Physical gestation takes place over a period of nine months and then the child leaves the womb. Psychic gestation continues long after the child’s birth. The child continues to live within the mother’s heart, and she develops an intuitive understanding and appreciation of the child, which offers the child the support he or she needs to grow to full human maturity. And this continues until the mother departs from this world.

So for Mary to be the mother of God is not just a biological process of giving birth to Jesus but also the psychic process of carrying him in her heart during his entire life. She knew him through and through, yet he continued to be a mystery to her much as our own children are a mystery to us, to be savoured, treasured, but never totally comprehended.
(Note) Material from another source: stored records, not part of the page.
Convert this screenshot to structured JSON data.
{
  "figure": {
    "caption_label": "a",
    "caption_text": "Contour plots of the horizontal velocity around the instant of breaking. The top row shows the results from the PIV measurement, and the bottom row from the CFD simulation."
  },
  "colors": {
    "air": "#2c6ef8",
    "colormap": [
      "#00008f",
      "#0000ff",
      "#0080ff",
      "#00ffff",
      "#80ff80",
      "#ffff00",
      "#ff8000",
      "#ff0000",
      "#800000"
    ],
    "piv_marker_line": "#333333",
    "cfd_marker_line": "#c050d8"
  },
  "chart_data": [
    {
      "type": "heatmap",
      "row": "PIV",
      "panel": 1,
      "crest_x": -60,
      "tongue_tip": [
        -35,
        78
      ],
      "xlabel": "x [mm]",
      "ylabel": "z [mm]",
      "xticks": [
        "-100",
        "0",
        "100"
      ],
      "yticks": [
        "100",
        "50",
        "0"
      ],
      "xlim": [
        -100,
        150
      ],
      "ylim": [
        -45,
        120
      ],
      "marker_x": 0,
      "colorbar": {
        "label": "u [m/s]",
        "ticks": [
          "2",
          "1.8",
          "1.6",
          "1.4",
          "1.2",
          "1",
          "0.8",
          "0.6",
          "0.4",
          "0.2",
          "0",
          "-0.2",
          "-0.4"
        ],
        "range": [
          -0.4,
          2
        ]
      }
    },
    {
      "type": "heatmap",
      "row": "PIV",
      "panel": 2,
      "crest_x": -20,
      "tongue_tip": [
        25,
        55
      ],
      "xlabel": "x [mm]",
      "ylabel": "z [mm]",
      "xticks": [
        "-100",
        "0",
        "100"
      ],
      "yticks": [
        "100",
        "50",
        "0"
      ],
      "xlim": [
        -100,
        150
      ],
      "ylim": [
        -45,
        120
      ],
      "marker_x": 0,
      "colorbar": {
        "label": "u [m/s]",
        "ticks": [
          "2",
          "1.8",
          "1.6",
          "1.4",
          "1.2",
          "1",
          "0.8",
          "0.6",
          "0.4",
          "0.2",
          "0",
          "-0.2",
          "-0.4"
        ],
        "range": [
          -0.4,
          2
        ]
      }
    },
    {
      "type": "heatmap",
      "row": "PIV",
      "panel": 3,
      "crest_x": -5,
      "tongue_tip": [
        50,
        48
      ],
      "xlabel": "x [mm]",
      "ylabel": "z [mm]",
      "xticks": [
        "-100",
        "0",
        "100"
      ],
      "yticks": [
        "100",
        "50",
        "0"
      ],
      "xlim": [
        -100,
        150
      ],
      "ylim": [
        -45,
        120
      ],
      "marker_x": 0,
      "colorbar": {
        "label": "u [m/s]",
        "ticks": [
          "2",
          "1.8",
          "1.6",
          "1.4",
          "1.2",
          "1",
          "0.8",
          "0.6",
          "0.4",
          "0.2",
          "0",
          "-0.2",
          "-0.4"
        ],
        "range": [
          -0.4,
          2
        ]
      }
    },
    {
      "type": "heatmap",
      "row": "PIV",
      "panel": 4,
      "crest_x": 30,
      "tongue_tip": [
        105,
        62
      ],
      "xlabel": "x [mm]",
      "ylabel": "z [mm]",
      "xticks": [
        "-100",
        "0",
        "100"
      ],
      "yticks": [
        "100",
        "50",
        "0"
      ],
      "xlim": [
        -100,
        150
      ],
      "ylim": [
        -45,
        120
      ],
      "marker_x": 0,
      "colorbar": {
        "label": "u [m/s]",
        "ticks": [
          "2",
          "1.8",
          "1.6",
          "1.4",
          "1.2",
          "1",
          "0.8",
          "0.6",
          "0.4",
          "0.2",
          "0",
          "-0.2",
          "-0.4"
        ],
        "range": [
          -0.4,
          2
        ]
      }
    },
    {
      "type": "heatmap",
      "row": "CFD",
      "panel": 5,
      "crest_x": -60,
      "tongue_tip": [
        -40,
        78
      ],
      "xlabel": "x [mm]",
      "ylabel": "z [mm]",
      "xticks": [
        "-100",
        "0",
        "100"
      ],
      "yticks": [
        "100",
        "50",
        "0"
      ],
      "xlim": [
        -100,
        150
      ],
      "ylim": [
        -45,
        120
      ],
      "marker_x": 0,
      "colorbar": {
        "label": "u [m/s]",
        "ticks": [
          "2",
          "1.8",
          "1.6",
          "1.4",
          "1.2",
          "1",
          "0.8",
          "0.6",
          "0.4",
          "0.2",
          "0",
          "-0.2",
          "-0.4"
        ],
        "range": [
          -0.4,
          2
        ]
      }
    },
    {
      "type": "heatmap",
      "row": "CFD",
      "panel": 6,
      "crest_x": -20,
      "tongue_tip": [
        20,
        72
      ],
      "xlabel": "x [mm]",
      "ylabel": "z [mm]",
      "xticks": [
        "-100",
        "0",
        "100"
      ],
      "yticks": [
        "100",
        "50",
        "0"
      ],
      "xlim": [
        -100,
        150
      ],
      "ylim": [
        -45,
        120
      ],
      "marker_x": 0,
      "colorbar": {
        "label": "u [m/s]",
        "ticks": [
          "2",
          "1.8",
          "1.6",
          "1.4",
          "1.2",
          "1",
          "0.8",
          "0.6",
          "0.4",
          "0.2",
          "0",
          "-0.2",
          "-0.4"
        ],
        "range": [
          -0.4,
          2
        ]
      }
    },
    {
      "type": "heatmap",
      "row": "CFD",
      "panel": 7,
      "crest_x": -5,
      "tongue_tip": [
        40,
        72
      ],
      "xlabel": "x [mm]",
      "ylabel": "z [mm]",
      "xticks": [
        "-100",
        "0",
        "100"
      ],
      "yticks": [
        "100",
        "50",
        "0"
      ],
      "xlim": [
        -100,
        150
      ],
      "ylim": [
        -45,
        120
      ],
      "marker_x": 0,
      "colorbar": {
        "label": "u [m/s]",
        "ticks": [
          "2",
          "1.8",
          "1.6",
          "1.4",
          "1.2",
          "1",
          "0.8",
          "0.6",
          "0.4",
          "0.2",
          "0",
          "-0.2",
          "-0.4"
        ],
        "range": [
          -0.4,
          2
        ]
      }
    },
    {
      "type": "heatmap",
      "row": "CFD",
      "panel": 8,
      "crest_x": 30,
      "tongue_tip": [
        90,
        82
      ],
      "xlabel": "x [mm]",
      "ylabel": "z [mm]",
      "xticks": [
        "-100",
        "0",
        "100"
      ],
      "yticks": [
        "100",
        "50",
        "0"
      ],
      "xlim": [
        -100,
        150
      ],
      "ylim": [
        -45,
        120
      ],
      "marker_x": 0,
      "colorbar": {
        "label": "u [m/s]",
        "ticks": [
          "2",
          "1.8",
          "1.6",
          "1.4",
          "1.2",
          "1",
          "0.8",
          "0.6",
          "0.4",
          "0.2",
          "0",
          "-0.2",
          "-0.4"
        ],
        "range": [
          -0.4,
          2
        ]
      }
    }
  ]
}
The mystery deepened as she and he lived their lives, came to a moment at the foot of the cross where all seemed to fall apart, but found unexpected joy and fulfilment when he rose from the dead.

The invitation is for us to be like Mary and to treasure the gift of God in our hearts, to ponder it, to reflect on it. And we can respond to this invitation because the Holy Spirit in our hearts gives us the power to do so. Another word for this treasuring and pondering is prayer. To pray is to deepen our relationship with God, to allow him to become for us not a distant patriarchal father but the father of a beloved family to which we belong and in which we feel very much at home.

May we remain at home within the family of God throughout 2011, and may that family Spirit profoundly transform our relationships, making of us agents of peace in every facet of our lives.